— После обеда,— ответила Поля,— когда спадет жара.
— Мама не разрешает без дяди Доментия, а мы хотим одни!
— Правильно, дайте человеку отдохнуть. А если мама так за вас боится, пусть сама идет.
— Я что говорю, мам! — вмешался Петька. — Я не хуже бати речку знаю в любом месте. Да чего! Я их окуну...
— Молчи, Петька!— девочки, смеясь, набросились на него и ладонями зажали ему рот.
— В прошлый раз он чуть не утопил нас,— пожаловалась Поле одна.
— А меня лягушками пугал,— обиженно надулась другая.
— Пугал, пугал! — передразнил Петька.— Чего их пугаться?

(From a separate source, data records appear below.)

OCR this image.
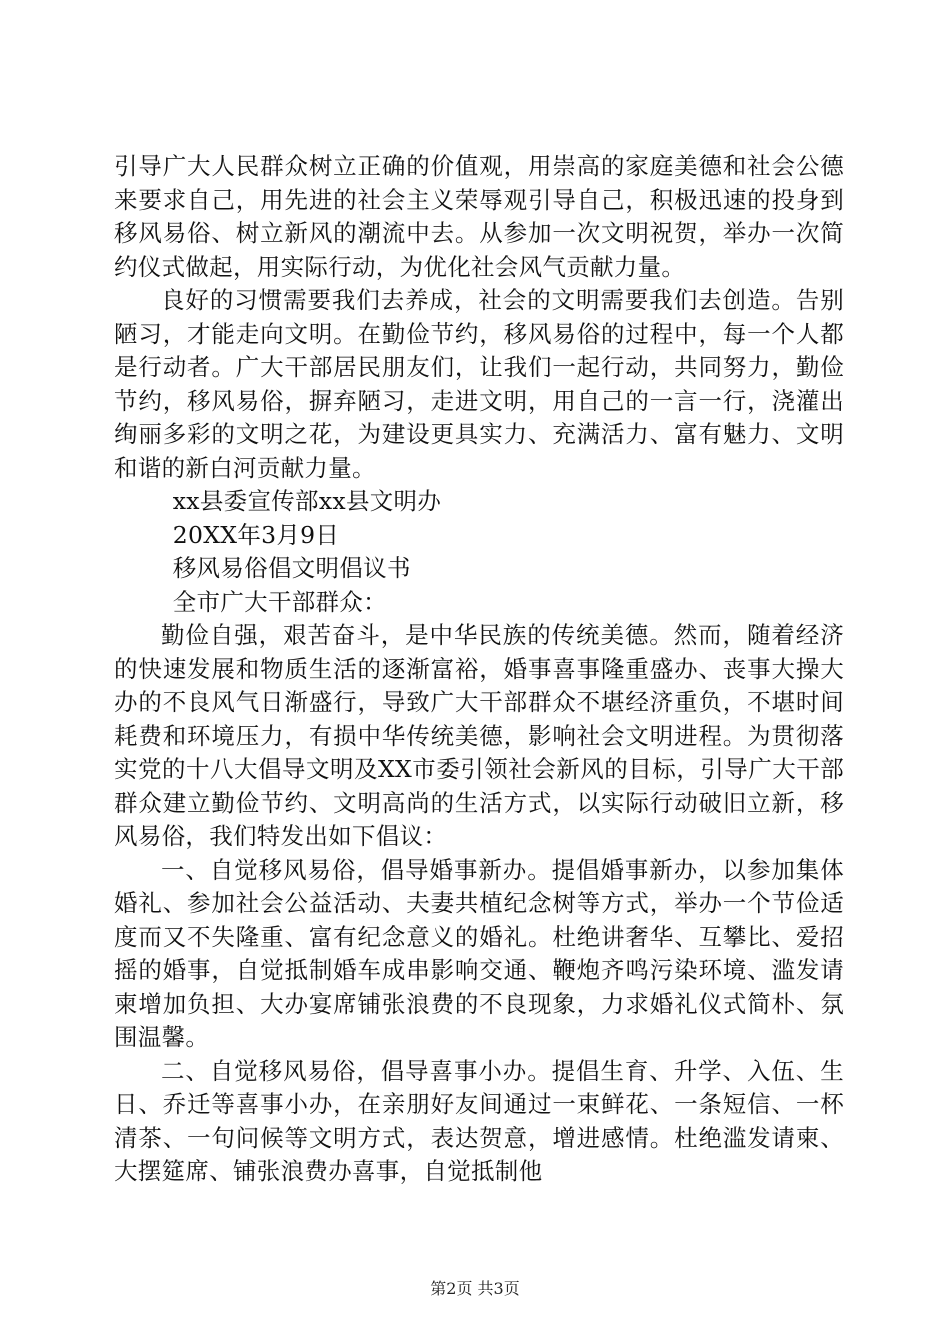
引导广大人民群众树立正确的价值观，用崇高的家庭美德和社会公德来要求自己，用先进的社会主义荣辱观引导自己，积极迅速的投身到移风易俗、树立新风的潮流中去。从参加一次文明祝贺，举办一次简约仪式做起，用实际行动，为优化社会风气贡献力量。

良好的习惯需要我们去养成，社会的文明需要我们去创造。告别陋习，才能走向文明。在勤俭节约，移风易俗的过程中，每一个人都是行动者。广大干部居民朋友们，让我们一起行动，共同努力，勤俭节约，移风易俗，摒弃陋习，走进文明，用自己的一言一行，浇灌出绚丽多彩的文明之花，为建设更具实力、充满活力、富有魅力、文明和谐的新白河贡献力量。

xx县委宣传部xx县文明办

20XX年3月9日

移风易俗倡文明倡议书

全市广大干部群众：

勤俭自强，艰苦奋斗，是中华民族的传统美德。然而，随着经济的快速发展和物质生活的逐渐富裕，婚事喜事隆重盛办、丧事大操大办的不良风气日渐盛行，导致广大干部群众不堪经济重负，不堪时间耗费和环境压力，有损中华传统美德，影响社会文明进程。为贯彻落实党的十八大倡导文明及XX市委引领社会新风的目标，引导广大干部群众建立勤俭节约、文明高尚的生活方式，以实际行动破旧立新，移风易俗，我们特发出如下倡议：

一、自觉移风易俗，倡导婚事新办。提倡婚事新办，以参加集体婚礼、参加社会公益活动、夫妻共植纪念树等方式，举办一个节俭适度而又不失隆重、富有纪念意义的婚礼。杜绝讲奢华、互攀比、爱招摇的婚事，自觉抵制婚车成串影响交通、鞭炮齐鸣污染环境、滥发请柬增加负担、大办宴席铺张浪费的不良现象，力求婚礼仪式简朴、氛围温馨。

二、自觉移风易俗，倡导喜事小办。提倡生育、升学、入伍、生日、乔迁等喜事小办，在亲朋好友间通过一束鲜花、一条短信、一杯清茶、一句问候等文明方式，表达贺意，增进感情。杜绝滥发请柬、大摆筵席、铺张浪费办喜事，自觉抵制他

第2页 共3页
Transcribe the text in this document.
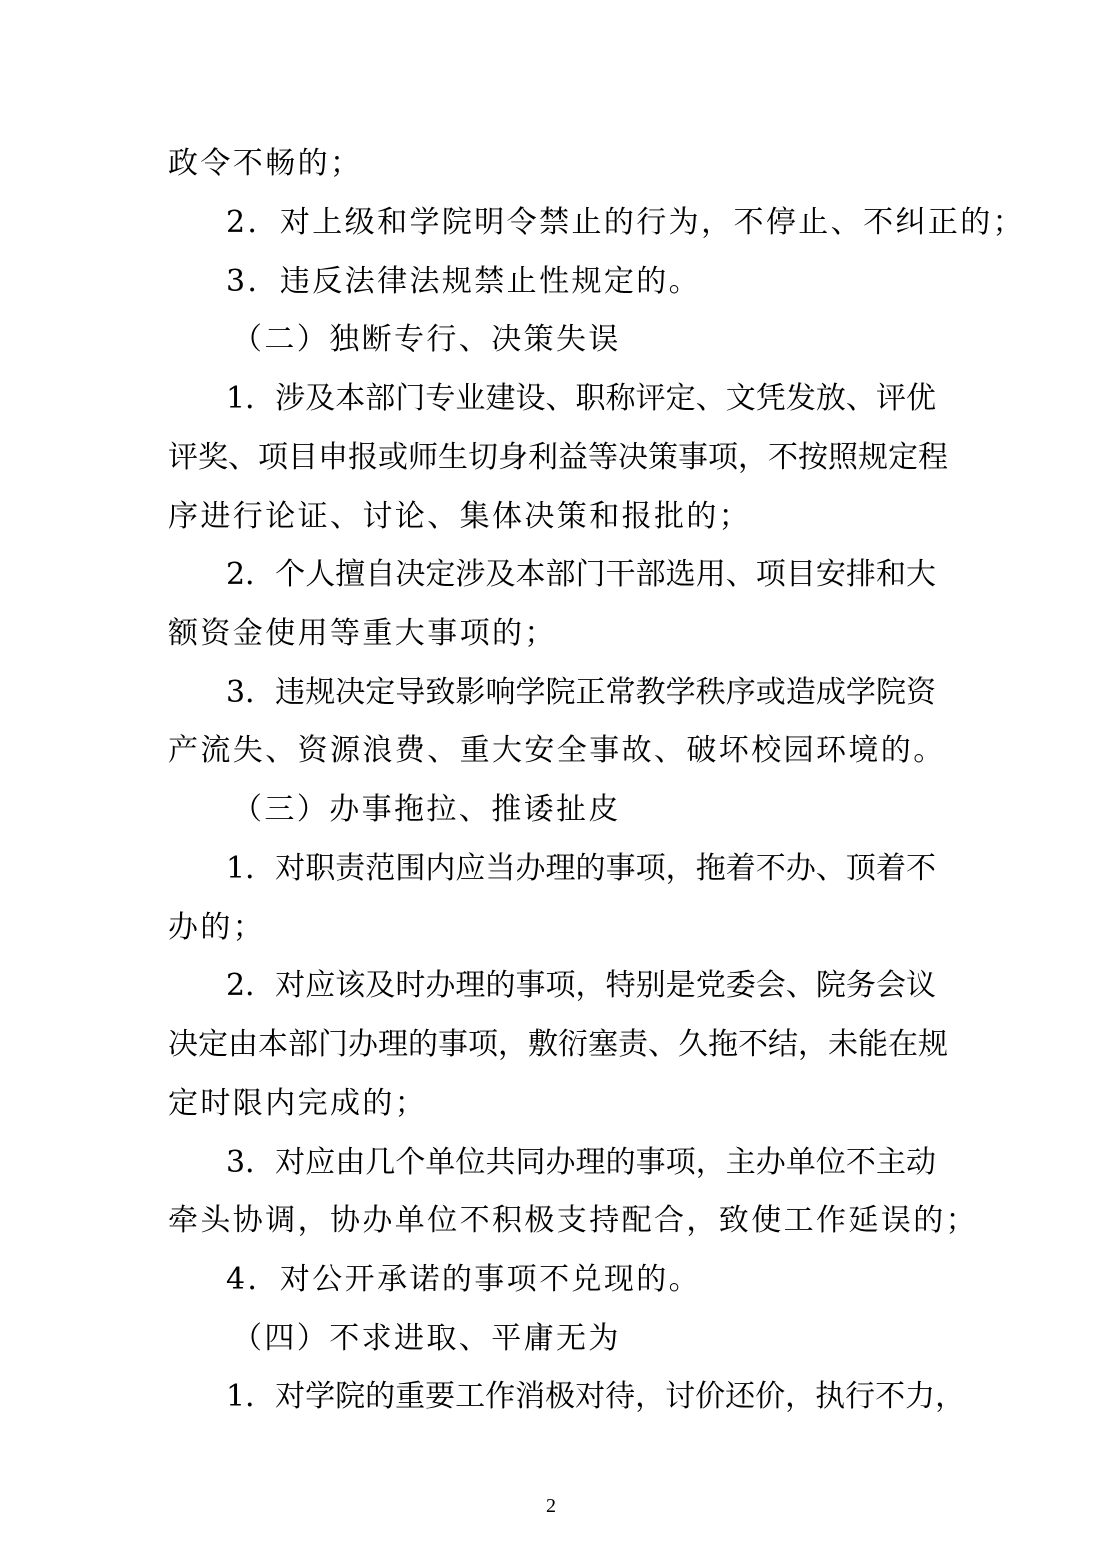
政令不畅的；
2．对上级和学院明令禁止的行为，不停止、不纠正的；
3．违反法律法规禁止性规定的。
（二）独断专行、决策失误
1．涉及本部门专业建设、职称评定、文凭发放、评优
评奖、项目申报或师生切身利益等决策事项，不按照规定程
序进行论证、讨论、集体决策和报批的；
2．个人擅自决定涉及本部门干部选用、项目安排和大
额资金使用等重大事项的；
3．违规决定导致影响学院正常教学秩序或造成学院资
产流失、资源浪费、重大安全事故、破坏校园环境的。
（三）办事拖拉、推诿扯皮
1．对职责范围内应当办理的事项，拖着不办、顶着不
办的；
2．对应该及时办理的事项，特别是党委会、院务会议
决定由本部门办理的事项，敷衍塞责、久拖不结，未能在规
定时限内完成的；
3．对应由几个单位共同办理的事项，主办单位不主动
牵头协调，协办单位不积极支持配合，致使工作延误的；
4．对公开承诺的事项不兑现的。
（四）不求进取、平庸无为
1．对学院的重要工作消极对待，讨价还价，执行不力，
2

— Да-а...~ девочки лукаво и кокетливо покосились на него.—От них бородавки бывают...
Поля стряхнула с подола солому и встала.
— Вы тут займитесь немножко делом, а я пойду обед разогрею. Есть небось хотите?
— Хотим! Хотим! — в один голос закричали все.
Рассевшись вокруг циновки, дети устроили состязание, кто быстрее. Городские старались не отстать от деревенских, горка фасоли на циновке росла с каждой минутой.
Поля тем временем хозяйничала на кухне: разворошила угли в камине, подложила хворосту и раздула огонь. Огонь затрещал, занялся, забубнил, и она быстро замесила тесто для кукурузных лепешек. Обед у нее был готов, к тому же деверя с невесткой зазвал к себе хлебосольный Реваз, и Поля хозяйничала не спеша, в свое удовольствие. Со вчерашнего дня у нее осталось сациви из индейки, такое вкусное, что, отведав его, Додо облизала холеные пальчики и предложила послать Джано записку (его и вчера перехватил кто-то из соседей): «Беги домой, мать помирает!» «Ну ты и штучка!—подумала тогда Поля, не в силах сдержать улыбку,—Ну и штучка!»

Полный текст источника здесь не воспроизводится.